Sea Turtle Inc. has been offering internships for the past eight years. Interns spend 60 percent of their time giving educational presentations, promoting adoptions, memberships and helping in the gift shop.
Additionally, 30 percent of their time is spent conducting nest conservation activities such as looking for sea turtle nesting, maintenance and monitoring of relocated nests in a corral and helping during hatchling releases.
The remaining 10 percent is spent working with daily rehabilitation procedures and husbandry in the rehabilitation center.
However, those are not the only activities interns work on during their stay on the Island. Another part of the internship involves working on projects that can benefit the organization.
King has been working on a nesting project that discovered what happens to local nests that stay on the beach.
“It’s very dangerous for eggs to be left out on the beach,” King said.“So we marked them as if they were there and took pictures of them every day in the incubation period until the nest hatched in order to see what kind of things would have happened to the nest if it was left there.”
A different intern’s project involved gathering crabs and feeding them to one of Sea Turtle Inc.’s patients. He wanted to see if the turtle would be able to hunt in the wild and because of his project, discovered that the sea turtle could. The turtle was released a few days ago.
Another project revolved around the fireworks shows held during summer weekends on the Island. She went to the corral at night to see the vibrations and learn what it could do to a nest during fireworks shows on the beach during the months of June and July.
Sea Turtle Inc’s marketing and public relations manager Sanjuana Zavala said it’s very popular for South Padre Island to have firework shows.
“We do have one that’s on the beach that is fairly close to our nesting corral so the intern was recording vibrations to see if that would affect our nests,” she said.
All of these projects were science related, but not every project has to be.
“Anything that can benefit our organization and be aligned with the program through their project is what we tell them,” Zavala said about the approved projects.
Some interns create art projects with recycled materials from trash that’s left out on the beach and other interns create canvas work like oil paintings that are placed in live auctions during fundraisers that help raise money for Sea Turtle Inc.
The amount of creative projects is endless.
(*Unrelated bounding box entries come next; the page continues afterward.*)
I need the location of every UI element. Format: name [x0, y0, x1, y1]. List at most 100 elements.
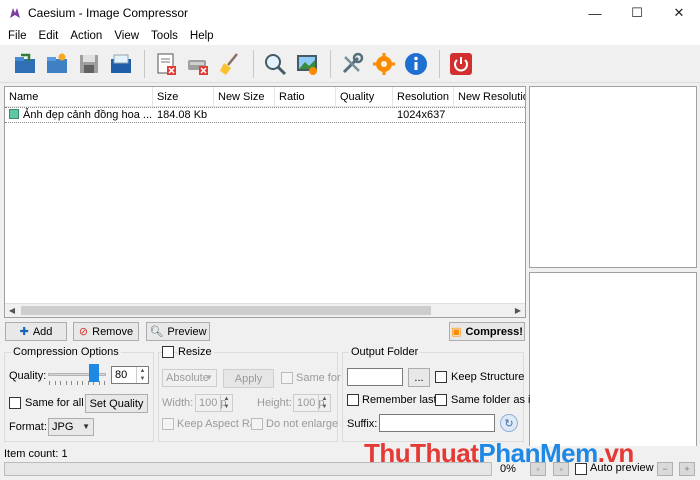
clear-list-button[interactable] — [183, 49, 213, 79]
menu-file[interactable]: File — [2, 30, 33, 42]
remember-last-checkbox[interactable] — [347, 394, 359, 406]
suffix-input[interactable] — [379, 414, 495, 432]
keep-structure-checkbox[interactable] — [435, 371, 447, 383]
menu-edit[interactable]: Edit — [33, 30, 65, 42]
menu-view[interactable]: View — [108, 30, 145, 42]
resize-title: Resize — [178, 346, 214, 358]
zoom-in-button[interactable]: + — [679, 462, 695, 476]
preview-zoom-button[interactable] — [260, 49, 290, 79]
spin-arrows-icon[interactable]: ▲ ▼ — [136, 367, 148, 383]
watermark-part-2: PhanMem — [478, 438, 598, 468]
clear-list-icon — [188, 59, 208, 75]
quality-label: Quality: — [9, 370, 47, 382]
open-folder-button[interactable] — [42, 49, 72, 79]
scroll-left-arrow-icon[interactable]: ◀ — [5, 304, 19, 317]
settings-button[interactable] — [369, 49, 399, 79]
resize-checkbox[interactable] — [162, 346, 174, 358]
column-header-new-resolution[interactable]: New Resolutio — [454, 87, 525, 106]
quality-slider-thumb[interactable] — [89, 364, 100, 382]
spin-arrows-icon: ▲ ▼ — [318, 395, 330, 411]
toolbar — [0, 45, 700, 83]
menu-help[interactable]: Help — [184, 30, 220, 42]
cell-size: 184.08 Kb — [157, 109, 208, 121]
open-file-button[interactable] — [10, 49, 40, 79]
open-list-icon — [111, 54, 131, 73]
menu-bar: File Edit Action View Tools Help — [0, 26, 700, 45]
column-header-ratio[interactable]: Ratio — [275, 87, 336, 106]
close-button[interactable]: ✕ — [658, 0, 700, 26]
preview-button[interactable]: 🔍︎ Preview — [146, 322, 210, 341]
compress-image-icon: ▣ — [451, 326, 462, 338]
resize-mode-value: Absolute — [166, 372, 209, 384]
same-folder-label: Same folder as i — [451, 394, 531, 406]
width-spinbox: 100 p ▲ ▼ — [195, 394, 233, 412]
column-header-resolution[interactable]: Resolution — [393, 87, 454, 106]
compress-button-label: Compress! — [465, 325, 523, 338]
maximize-button[interactable]: ☐ — [616, 0, 658, 26]
menu-action[interactable]: Action — [64, 30, 108, 42]
browse-button[interactable]: ... — [408, 368, 430, 387]
remember-last-label: Remember last f — [362, 394, 443, 406]
add-button-label: Add — [32, 325, 53, 338]
cell-new-resolution — [454, 108, 525, 122]
remove-button[interactable]: ⊘ Remove — [73, 322, 139, 341]
column-header-quality[interactable]: Quality — [336, 87, 393, 106]
magnifier-icon: 🔍︎ — [149, 326, 164, 338]
format-label: Format: — [9, 421, 47, 433]
file-name: Ảnh đẹp cảnh đồng hoa ... — [23, 109, 153, 121]
info-icon — [405, 52, 427, 75]
quality-spinbox[interactable]: 80 ▲ ▼ — [111, 366, 149, 384]
clean-button[interactable] — [215, 49, 245, 79]
output-folder-title: Output Folder — [349, 346, 421, 358]
refresh-icon[interactable]: ↻ — [500, 414, 518, 432]
image-file-icon — [9, 109, 19, 119]
same-for-label: Same for — [296, 372, 341, 384]
set-quality-button[interactable]: Set Quality — [85, 394, 148, 413]
apply-button: Apply — [223, 369, 274, 388]
tools-icon — [342, 52, 364, 73]
remove-item-icon — [157, 53, 176, 75]
format-select[interactable]: JPG ▼ — [48, 418, 94, 436]
compress-button[interactable]: ▣ Compress! — [449, 322, 525, 341]
scrollbar-thumb[interactable] — [21, 306, 431, 315]
info-button[interactable] — [401, 49, 431, 79]
image-settings-icon — [297, 54, 317, 75]
cell-new-size — [214, 108, 275, 122]
cell-quality — [336, 108, 393, 122]
scroll-right-arrow-icon[interactable]: ▶ — [511, 304, 525, 317]
output-folder-input[interactable] — [347, 368, 403, 386]
open-file-icon — [15, 53, 35, 73]
column-header-new-size[interactable]: New Size — [214, 87, 275, 106]
add-button[interactable]: ✚ Add — [5, 322, 67, 341]
image-settings-button[interactable] — [292, 49, 322, 79]
column-header-size[interactable]: Size — [153, 87, 214, 106]
same-for-all-checkbox[interactable] — [9, 397, 21, 409]
tools-button[interactable] — [337, 49, 367, 79]
column-header-name[interactable]: Name — [5, 87, 153, 106]
toolbar-separator — [144, 49, 145, 78]
suffix-label: Suffix: — [347, 418, 378, 430]
keep-aspect-label: Keep Aspect Ra — [177, 418, 256, 430]
table-row[interactable]: Ảnh đẹp cảnh đồng hoa ... 184.08 Kb 1024… — [5, 107, 525, 123]
file-list[interactable]: Name Size New Size Ratio Quality Resolut… — [4, 86, 526, 318]
cell-ratio — [275, 108, 336, 122]
save-list-button[interactable] — [74, 49, 104, 79]
chevron-down-icon: ▼ — [205, 373, 213, 382]
zoom-out-button[interactable]: − — [657, 462, 673, 476]
exit-button[interactable] — [446, 49, 476, 79]
magnifier-icon — [265, 53, 287, 75]
toolbar-separator — [330, 49, 331, 78]
preview-button-label: Preview — [167, 325, 207, 338]
do-not-enlarge-label: Do not enlarge i — [266, 418, 344, 430]
menu-tools[interactable]: Tools — [145, 30, 184, 42]
remove-item-button[interactable] — [151, 49, 181, 79]
horizontal-scrollbar[interactable]: ◀ ▶ — [5, 303, 525, 317]
broom-icon — [220, 52, 238, 75]
spin-arrows-icon: ▲ ▼ — [220, 395, 232, 411]
resize-mode-select: Absolute ▼ — [162, 369, 217, 387]
minimize-button[interactable]: — — [574, 0, 616, 26]
open-list-button[interactable] — [106, 49, 136, 79]
no-entry-icon: ⊘ — [78, 326, 89, 338]
same-folder-checkbox[interactable] — [435, 394, 447, 406]
quality-value: 80 — [115, 369, 128, 381]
Interns have even made educational scripts and puppet shows for the kids who visit Sea Turtle Inc.
King wants to encourage people who are interested in working with wildlife to start volunteering.
“I would start getting in and gaining experience because it’s really awesome to work with something that’s so rewarding and so selfness almost,” she said. “Coming to work every day is so much fun and making a difference is really important.”
One of her favorite things about this internship is being able to release the sea turtles.
“You see sea turtles come in missing limbs, with hooks or in tangles. It’s obviously very sad, especially when it’s human caused. But once you see those turtles being released back into the wild because we helped them, feels extremely rewarding,” King said.
This year, Sea Turtle Inc. will be having its first set of fall/winter education interns. People have already been selected and notified for this year’s internship. However, others who want to become an intern can apply for the spring internship. The application opens in September.
Zavala is looking forward to Community Day because the public will be able to learn about the interns’ projects and be able to join the organization in saying a final farewell to its interns.
One intern made a video montage of her entire internship experience and will be playing it at Community Day so the public will be able to relive those special experiences with the interns.